Vivir fuera de la norma heterosexual siempre ha sido una prueba de esfuerzo constante para los homosexuales. No solo es costoso el proceso de autoaceptación (al que en la película se hace contante referencia como la fase “qué borracho iba anoche”, que justifica la ‘experimentación’) sino que la idea de que ser homosexual te sitúa por debajo del valor del resto de personas se manifiesta de muy distintas y dolorosas maneras. Varios de los personajes están obsesionados con su aspecto (“los maricas llevan peor los años que las mujeres”, dice uno de ellos), por el éxito laboral constatado a través del poder adquisitivo, por ser los más chistosos o los que hablan de arte de una manera más inteligente.
En su ensayo ‘The velvet rage’ (que incomprensiblemente no ha sido aún traducido y editado en español), el psicólogo Alan Downs explica este comportamiento bajo el nombre de ‘compensación’: como el sistema heteropatriarcal nos inculca que ser homosexual es ‘peor’ que ser heterosexual, hay que equilibrar ese desnivel siendo ‘mejores’ en otros aspectos. Muchos hombres gays refuerzan su masculinidad para compensar su tendencia sexoafectiva.
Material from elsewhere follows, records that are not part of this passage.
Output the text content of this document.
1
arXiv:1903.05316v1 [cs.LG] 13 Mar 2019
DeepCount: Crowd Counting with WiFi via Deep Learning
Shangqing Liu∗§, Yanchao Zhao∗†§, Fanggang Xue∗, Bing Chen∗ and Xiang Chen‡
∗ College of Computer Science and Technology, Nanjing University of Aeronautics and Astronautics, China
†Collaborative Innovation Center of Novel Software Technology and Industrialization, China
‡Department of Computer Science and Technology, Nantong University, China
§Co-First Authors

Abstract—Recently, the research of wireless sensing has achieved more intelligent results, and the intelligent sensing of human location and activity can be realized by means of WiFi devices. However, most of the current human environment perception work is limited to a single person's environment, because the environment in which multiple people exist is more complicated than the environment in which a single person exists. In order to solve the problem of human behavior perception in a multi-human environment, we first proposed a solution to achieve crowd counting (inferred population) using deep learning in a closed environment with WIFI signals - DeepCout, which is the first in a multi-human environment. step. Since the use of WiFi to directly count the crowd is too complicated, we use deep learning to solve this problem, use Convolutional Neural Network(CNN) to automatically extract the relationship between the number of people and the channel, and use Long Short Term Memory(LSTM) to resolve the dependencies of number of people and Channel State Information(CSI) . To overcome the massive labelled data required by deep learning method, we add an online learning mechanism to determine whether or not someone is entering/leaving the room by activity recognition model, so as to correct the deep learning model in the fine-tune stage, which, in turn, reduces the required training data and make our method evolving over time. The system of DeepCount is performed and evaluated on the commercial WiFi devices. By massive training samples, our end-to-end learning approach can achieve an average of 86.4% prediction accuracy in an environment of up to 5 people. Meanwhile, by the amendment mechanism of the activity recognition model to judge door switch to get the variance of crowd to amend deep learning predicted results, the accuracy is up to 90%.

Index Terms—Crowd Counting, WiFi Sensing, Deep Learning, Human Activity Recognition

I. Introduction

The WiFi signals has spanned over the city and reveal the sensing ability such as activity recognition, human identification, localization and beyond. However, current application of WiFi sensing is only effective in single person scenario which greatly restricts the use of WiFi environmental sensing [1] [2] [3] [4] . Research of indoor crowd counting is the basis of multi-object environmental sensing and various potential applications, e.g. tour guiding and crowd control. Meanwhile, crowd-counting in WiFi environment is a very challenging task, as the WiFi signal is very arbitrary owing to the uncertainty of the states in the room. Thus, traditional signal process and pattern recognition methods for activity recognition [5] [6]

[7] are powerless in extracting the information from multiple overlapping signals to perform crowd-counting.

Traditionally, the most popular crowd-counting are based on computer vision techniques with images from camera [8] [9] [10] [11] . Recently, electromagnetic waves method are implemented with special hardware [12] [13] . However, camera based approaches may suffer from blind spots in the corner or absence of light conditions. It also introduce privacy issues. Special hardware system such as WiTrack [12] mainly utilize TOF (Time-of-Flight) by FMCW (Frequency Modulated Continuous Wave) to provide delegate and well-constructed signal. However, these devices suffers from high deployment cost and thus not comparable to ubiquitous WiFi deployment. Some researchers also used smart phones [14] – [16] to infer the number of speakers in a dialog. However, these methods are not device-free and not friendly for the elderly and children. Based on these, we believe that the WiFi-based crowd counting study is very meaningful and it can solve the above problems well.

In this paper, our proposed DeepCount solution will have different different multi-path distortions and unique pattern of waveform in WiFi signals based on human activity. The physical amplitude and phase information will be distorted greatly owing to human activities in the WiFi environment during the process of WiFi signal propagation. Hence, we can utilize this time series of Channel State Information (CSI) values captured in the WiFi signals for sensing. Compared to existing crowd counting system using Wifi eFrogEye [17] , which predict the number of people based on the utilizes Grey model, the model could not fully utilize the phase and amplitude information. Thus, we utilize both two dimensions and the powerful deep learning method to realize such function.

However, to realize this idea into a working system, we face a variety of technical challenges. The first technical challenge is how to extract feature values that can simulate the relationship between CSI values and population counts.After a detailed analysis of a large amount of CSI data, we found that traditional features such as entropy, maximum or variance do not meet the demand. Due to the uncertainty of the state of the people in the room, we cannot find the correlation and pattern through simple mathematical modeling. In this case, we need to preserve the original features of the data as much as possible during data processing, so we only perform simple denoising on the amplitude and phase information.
Son esos maricas a los que “no se les nota”. En la película, Michael le compra a su amante una laca llamada ‘Control’, mientras comenta con ironía que el envase lleva escrito “para hombre” docenas de veces, para despojar de su ‘feminidad’ al producto.
Este fenómeno, en los últimos tiempos llamado plumofobia (aunque no deja de ser la forma concreta que adquiere el machismo en la comunidad gay), convive en ‘The boys in the band’ con su reverso, encarnado por el personaje Emory, que representa la pluma celebrada, la expresión de género femenino sin cortapisas. Emory se refiere por defecto a todo el mundo en femenino, hace chistes constantemente y se pavonea con libertad. Se trata de un personaje disruptivo que acabará recibiendo la violencia del mundo exterior, que se cuela en el apartamento a través del viajo amigo de universidad del protagonista.
Pero Emory encarna algo más, que se va revelando con el desarrollo de la trama: es el personaje que cuida a los demás. Además de preparar una lasaña enorme o de escoger el regalo más celebrado de la noche, está constantemente en movimiento preparando las copas y preocupándose por el resto de invitados. Frente a unos personajes principales que irán revelando poco a poco su incomodidad respecto a sí mismos, Emory es el personaje de la historia más en sintonía con su propio ser.
Porque, si de algo trata ‘The boys in the band’, es de la complicada relación de los gays con su autoestima. “La vida no es como las obras de teatro. No todos los maricones se matan al final de la historia”, sentencia Michael en un momento de la cinta. Y no, en esta ocasión ningún personaje muere, pero desviarse de la norma sigue siendo un peligroso atajo hacia un destino trágico. Porque resistir ante un sistema que te considera un error (y que te ha convencido de que lo eres) es una lucha constante contra el mundo y contra uno mismo.
Pero, a pesar de su crudeza, la cinta tiene un mensaje esperanzador. Puede que el autoodio con el que crecemos los hombres homosexuales sea tan real hoy como en 1968, pero ya entonces la obra nos decía cómo enfrentarlo: con amigos. Con esa familia escogida que casi todos los homosexuales acabamos formando para contar con una red de apoyo y afectos que, por muchos disgustos que nos proporcionen (y en la película efectivamente son muchos), construyen el lugar seguro desde el que poder hacer frente a lo que venga. Desde dentro o desde fuera.